Monday, February 1, 2010

I dream in Technicolor

When someone tells me they don't dream, or can't remember their dreams, I find it a stretch to believe it. Oh, I don't think they're lying. It's just that I can remember in detail dreams I had when I was 3 years old. And the old question, "Do you dream in color?" I know I do. I see colors in my sleep more vividly than any during my waking hours.

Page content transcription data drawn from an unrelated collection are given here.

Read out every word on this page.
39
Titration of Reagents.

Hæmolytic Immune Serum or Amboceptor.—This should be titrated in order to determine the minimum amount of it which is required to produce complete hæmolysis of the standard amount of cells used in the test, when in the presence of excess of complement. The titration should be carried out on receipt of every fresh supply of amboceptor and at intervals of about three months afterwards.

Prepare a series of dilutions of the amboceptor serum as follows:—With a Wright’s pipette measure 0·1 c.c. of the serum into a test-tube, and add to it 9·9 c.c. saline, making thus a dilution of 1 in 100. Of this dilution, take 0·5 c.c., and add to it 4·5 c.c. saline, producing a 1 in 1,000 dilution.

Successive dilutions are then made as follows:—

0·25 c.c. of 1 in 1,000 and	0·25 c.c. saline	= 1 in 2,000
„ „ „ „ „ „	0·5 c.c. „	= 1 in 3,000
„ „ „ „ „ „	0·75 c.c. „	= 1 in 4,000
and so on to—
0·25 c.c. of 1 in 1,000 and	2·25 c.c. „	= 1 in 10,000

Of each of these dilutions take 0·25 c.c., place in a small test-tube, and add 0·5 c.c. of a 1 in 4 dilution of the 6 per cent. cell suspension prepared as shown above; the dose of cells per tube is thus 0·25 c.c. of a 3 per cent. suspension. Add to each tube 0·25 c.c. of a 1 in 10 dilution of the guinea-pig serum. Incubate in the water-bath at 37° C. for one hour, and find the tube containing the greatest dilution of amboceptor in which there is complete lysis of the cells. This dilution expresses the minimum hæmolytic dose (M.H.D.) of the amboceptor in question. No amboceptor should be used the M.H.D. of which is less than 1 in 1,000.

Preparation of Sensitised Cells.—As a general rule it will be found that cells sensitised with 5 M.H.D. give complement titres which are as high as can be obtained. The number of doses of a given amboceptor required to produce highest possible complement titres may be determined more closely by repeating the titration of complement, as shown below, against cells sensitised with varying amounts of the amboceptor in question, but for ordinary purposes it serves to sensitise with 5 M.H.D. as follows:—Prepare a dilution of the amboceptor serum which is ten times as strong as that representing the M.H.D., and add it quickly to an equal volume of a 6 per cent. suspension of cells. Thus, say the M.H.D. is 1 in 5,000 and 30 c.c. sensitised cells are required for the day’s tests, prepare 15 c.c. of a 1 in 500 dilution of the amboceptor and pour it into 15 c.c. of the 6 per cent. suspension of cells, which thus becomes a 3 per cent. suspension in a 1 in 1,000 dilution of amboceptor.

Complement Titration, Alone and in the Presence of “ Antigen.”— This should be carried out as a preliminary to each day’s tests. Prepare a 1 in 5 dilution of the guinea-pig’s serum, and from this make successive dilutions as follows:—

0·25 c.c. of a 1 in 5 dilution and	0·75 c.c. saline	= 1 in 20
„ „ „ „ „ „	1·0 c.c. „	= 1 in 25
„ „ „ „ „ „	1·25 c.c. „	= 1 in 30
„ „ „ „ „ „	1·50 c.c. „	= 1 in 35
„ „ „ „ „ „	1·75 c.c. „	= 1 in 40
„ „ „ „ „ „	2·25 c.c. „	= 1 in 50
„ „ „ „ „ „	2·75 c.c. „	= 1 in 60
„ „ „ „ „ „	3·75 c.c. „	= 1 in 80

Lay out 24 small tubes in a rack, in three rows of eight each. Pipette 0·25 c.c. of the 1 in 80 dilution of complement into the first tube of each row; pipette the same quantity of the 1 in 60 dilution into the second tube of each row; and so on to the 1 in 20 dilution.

For instance, take the strange dream I had the other night, as it ties all this together in a tidy package, albeit the wrapping is a bit bizarre:

Somehow I found myself in a hospital bed. All I kept thinking over and over again in my mind was, "Dear God, my memories are gone. My memories are gone. Please don't let that happen." Over and over again. And suddenly out of nowhere I was zooming down the highway on the back of a friend's motorcycle and to my left was hillside after hillside covered in the most brilliant blue imaginable. In the dream I knew what had happened. I had actually recovered a memory. A real-life memory that I had long forgotten from around 1989. A motorcycle camping trip with a dear friend in northern California, near Yosemite. We came around a corner and my breath was taken away by this gorgeous sight. I don't know if they were lupines or bluebells or what, but it was so beautiful you couldn't take it all in. I can still feel my eyes widening, trying to see it all at once. See it hard enough to memorize it because I certainly never did want to forget it.

The day after this dream, thoughts would pop into my head all day long. Things I had forgotten about all these years. Being caught in a thunderstorm at the top of a mountain and riding through hail until we found somewhere to pull over. Just pulling over somewhere to camp and feasting on sourdough bread and a bottle of wine we had bought at a Napa winery.

If dreams are our subconscious trying to speak to us, I think mine was telling me to resurface these happy times. Lately I need any happiness I can get and this served the purpose well. Lovely mellowed happiness without any fear of it being taken away.